Jacob was not presenting an active threat to police officer or the public. He had his three small children in his car. He was on the scene to break up a fight, not start one. If police officers really needed to detain him that badly, they should have instead deescalated, and if necessary, let him drive off. He was not a threat. He was not hurting people. His license plate could have been taken. He could have been brought in later, once tempers were cooled. Again, just like George Floyd and Breonna Taylor and Ahmaud Arbery and so, so, so many others, this did not need to happen.

Jacob Blake should not have been shot. Period.

Have police officers and public safety officials learned nothing in 2020? Have the protests that have been rolling across our nation against police brutality and the unnecessary deaths of so many really fallen on ears this deaf?

We have to demand better of those we entrust our public safety too. Our public is not more safe if our cops are so willing to pull guns and fire them at people not presenting an active threat to a situation.

If you watched the video of Jacob Blake, or read the story, or saw the outcry, and your first thoughts weren’t centered around sadness and horror and disgust and anger, but instead were centered around thoughts like, “He got what he had coming to him,” or “He should have complied with police,” then I think you need to do some deep introspection. Your soul is sick in some way, if you can’t see a father get shot by agents of the state and not feel something other than blind affinity for the power structures that let this keep happening. Please, spend some time reflecting, and praying, and thinking deeply about what kind of world you want to live in.
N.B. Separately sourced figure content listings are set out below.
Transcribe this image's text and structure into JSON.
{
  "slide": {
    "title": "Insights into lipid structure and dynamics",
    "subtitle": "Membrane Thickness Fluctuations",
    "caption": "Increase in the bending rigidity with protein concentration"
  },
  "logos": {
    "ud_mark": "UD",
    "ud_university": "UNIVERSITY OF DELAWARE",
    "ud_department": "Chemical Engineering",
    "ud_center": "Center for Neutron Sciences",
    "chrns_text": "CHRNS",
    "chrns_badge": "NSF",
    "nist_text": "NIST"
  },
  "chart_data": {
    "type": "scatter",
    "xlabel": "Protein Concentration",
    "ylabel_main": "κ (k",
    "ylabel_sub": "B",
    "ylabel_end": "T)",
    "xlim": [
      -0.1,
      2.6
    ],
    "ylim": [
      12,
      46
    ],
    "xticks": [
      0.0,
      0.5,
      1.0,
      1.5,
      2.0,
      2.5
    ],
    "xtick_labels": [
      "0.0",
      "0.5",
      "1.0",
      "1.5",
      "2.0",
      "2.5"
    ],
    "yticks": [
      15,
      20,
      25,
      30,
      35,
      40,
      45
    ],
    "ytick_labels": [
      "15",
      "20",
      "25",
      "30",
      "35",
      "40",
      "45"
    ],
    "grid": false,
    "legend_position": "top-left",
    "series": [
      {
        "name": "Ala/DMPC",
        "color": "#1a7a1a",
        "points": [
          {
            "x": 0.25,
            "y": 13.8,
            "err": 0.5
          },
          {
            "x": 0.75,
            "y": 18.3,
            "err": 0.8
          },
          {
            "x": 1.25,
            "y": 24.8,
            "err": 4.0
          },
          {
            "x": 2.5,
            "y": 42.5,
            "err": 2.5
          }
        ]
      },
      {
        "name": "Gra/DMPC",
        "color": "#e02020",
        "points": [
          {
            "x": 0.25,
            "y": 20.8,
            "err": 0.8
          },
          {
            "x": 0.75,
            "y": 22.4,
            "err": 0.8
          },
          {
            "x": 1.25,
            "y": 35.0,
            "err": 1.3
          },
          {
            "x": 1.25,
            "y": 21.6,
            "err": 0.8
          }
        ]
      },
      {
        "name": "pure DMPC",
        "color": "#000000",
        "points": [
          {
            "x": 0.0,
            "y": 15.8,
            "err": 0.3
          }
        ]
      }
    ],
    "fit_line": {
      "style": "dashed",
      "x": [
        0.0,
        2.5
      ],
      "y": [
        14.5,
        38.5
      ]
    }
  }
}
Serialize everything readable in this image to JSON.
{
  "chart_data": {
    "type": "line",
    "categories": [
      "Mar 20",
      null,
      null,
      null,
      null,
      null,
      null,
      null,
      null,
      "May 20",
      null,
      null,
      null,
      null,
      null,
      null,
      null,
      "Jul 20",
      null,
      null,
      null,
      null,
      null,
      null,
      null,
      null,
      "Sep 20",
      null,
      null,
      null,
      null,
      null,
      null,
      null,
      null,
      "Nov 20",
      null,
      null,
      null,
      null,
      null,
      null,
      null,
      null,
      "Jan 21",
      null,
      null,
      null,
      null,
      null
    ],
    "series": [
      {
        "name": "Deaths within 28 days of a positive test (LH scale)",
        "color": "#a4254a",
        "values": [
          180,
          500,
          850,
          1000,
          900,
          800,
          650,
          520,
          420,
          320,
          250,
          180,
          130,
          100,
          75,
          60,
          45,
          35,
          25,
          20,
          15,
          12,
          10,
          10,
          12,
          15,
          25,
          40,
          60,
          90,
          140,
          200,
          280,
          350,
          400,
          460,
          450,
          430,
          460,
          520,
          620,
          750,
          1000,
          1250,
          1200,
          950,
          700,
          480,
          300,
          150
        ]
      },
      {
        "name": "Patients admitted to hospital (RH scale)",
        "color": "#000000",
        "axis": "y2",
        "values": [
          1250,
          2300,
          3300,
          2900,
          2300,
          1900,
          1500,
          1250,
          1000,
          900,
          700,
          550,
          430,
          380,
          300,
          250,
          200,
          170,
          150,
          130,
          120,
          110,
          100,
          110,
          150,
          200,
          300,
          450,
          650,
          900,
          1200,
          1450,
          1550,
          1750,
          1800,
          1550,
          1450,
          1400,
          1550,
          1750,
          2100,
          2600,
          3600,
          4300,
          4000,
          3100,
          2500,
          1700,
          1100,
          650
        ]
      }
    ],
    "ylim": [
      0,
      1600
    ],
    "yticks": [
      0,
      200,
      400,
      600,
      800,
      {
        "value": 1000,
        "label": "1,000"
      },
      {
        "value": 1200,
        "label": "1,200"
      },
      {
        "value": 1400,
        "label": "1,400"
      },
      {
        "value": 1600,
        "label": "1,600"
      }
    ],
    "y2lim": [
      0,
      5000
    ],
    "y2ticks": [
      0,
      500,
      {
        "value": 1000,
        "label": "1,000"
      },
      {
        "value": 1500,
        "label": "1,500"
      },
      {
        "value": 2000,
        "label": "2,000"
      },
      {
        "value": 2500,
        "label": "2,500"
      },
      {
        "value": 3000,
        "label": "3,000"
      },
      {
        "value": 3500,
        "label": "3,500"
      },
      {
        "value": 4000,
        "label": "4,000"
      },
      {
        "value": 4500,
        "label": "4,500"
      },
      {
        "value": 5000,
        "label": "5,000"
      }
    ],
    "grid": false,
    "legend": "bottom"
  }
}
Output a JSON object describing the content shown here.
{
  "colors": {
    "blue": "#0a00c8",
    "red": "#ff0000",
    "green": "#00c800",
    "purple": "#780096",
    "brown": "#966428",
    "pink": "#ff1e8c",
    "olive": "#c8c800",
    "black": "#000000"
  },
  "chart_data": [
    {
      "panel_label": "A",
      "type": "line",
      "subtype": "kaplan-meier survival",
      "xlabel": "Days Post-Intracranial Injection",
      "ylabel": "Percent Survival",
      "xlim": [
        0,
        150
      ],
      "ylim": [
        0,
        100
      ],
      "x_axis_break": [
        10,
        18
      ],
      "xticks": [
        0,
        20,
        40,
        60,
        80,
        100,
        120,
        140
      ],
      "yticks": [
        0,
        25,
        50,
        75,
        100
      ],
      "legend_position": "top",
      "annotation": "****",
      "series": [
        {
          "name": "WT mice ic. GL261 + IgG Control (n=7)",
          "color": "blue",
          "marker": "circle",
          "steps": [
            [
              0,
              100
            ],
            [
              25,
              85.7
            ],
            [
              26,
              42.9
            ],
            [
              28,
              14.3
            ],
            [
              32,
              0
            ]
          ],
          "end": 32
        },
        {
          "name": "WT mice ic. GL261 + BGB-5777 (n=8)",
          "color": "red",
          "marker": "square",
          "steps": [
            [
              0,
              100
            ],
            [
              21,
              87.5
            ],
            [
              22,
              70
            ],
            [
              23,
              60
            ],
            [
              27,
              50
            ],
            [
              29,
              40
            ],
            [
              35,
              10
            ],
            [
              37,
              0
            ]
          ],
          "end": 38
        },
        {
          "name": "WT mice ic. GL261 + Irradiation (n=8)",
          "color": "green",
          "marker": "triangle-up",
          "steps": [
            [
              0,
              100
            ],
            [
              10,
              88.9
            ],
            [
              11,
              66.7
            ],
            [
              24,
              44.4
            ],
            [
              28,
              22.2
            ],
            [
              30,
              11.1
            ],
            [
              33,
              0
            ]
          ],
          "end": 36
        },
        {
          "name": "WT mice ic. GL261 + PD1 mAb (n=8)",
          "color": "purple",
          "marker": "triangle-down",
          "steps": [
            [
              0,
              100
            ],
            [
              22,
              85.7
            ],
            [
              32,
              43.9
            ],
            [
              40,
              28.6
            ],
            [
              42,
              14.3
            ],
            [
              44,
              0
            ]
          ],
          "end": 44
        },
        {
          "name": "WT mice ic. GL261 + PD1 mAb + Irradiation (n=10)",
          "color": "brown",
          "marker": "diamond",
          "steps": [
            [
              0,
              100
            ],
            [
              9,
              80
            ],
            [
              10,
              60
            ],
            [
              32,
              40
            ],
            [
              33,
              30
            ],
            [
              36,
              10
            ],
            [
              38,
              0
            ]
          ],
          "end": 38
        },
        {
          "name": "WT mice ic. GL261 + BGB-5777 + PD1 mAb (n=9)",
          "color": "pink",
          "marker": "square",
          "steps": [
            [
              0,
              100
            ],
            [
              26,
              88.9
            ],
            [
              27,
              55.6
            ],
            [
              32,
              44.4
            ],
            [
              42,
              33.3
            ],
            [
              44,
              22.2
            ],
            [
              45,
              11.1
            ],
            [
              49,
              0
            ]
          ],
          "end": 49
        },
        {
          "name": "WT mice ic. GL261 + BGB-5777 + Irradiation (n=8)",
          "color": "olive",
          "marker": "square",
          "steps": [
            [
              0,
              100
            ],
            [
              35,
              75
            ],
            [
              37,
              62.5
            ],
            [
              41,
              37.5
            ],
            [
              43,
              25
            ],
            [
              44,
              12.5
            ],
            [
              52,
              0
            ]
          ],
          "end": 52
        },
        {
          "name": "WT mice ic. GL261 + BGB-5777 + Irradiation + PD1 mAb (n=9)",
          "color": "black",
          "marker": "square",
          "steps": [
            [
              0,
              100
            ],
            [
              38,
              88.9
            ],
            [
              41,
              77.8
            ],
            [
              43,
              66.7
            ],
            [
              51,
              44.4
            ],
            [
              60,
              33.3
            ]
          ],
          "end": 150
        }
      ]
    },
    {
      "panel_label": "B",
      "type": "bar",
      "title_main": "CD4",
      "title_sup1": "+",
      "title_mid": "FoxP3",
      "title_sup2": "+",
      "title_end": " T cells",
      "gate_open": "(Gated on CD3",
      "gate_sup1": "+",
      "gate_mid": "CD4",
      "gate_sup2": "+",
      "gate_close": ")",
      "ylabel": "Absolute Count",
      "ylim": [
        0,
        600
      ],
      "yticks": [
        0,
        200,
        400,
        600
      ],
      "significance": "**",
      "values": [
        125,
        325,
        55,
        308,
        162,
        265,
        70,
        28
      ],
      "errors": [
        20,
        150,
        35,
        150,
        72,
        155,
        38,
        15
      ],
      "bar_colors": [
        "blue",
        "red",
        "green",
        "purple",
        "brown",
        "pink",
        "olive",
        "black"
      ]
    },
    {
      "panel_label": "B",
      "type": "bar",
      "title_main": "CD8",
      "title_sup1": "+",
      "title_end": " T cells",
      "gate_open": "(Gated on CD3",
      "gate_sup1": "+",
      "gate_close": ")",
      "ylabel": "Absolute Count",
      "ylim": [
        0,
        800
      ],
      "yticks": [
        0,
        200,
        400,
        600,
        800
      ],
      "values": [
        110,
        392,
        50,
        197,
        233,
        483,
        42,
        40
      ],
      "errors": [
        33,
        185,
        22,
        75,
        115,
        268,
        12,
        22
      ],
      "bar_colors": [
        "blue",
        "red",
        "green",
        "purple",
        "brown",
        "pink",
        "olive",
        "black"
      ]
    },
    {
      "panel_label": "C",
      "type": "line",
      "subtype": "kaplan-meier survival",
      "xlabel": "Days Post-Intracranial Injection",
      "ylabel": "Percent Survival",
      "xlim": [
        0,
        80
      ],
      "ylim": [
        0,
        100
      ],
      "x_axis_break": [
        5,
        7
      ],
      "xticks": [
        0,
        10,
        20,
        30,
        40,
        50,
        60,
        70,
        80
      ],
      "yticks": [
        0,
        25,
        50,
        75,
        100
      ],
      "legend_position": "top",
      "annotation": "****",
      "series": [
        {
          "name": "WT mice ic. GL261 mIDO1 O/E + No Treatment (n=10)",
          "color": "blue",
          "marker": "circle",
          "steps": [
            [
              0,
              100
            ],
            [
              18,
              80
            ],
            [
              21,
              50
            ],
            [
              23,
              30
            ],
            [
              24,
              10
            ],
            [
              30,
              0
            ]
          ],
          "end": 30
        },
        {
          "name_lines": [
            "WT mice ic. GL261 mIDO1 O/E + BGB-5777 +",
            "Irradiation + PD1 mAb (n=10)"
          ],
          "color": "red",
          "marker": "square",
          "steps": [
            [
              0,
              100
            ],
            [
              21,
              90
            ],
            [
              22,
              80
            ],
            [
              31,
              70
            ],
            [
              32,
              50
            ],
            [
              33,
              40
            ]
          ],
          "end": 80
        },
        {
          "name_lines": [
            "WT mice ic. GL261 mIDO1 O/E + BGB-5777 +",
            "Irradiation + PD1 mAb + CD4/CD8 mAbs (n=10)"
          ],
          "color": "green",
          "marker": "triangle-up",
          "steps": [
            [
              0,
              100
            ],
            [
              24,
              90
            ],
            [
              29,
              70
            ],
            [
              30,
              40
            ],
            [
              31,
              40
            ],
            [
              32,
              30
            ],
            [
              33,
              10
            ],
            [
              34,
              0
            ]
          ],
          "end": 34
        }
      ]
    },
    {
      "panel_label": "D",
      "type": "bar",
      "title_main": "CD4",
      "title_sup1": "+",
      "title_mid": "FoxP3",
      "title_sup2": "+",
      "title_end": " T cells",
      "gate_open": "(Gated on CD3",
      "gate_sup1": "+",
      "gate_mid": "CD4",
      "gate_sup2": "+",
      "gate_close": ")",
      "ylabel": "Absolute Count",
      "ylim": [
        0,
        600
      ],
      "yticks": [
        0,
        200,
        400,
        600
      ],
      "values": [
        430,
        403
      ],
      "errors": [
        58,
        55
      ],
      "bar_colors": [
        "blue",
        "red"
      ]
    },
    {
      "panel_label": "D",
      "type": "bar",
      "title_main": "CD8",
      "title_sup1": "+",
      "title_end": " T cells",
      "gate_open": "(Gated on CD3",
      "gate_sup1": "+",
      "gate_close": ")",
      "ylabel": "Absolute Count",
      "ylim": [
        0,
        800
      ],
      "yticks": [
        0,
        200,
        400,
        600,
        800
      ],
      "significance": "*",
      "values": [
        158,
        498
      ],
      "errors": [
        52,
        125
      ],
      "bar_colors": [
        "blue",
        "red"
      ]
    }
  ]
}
From a Christian perspective, as I’ve said time and time and time again here, our allegiance and sympathy should not be with those wielding the power of the nation over others. Our sympathy, in the words of Christ, should always be with the least, with the oppressed, with the wronged, with those outside of power. We should see incidents like this with a great sense of sadness for our world, and an attendant moral outrage over the use of violence over and over against our fellow human beings. If you claim the title of Christian but you feel people like Jacob Blake somehow got what they had coming to them, then you are doing this whole Christian thing wrong. Go gaze on our Crucified Lord, who was a victim of overwhelming and unjust state police power.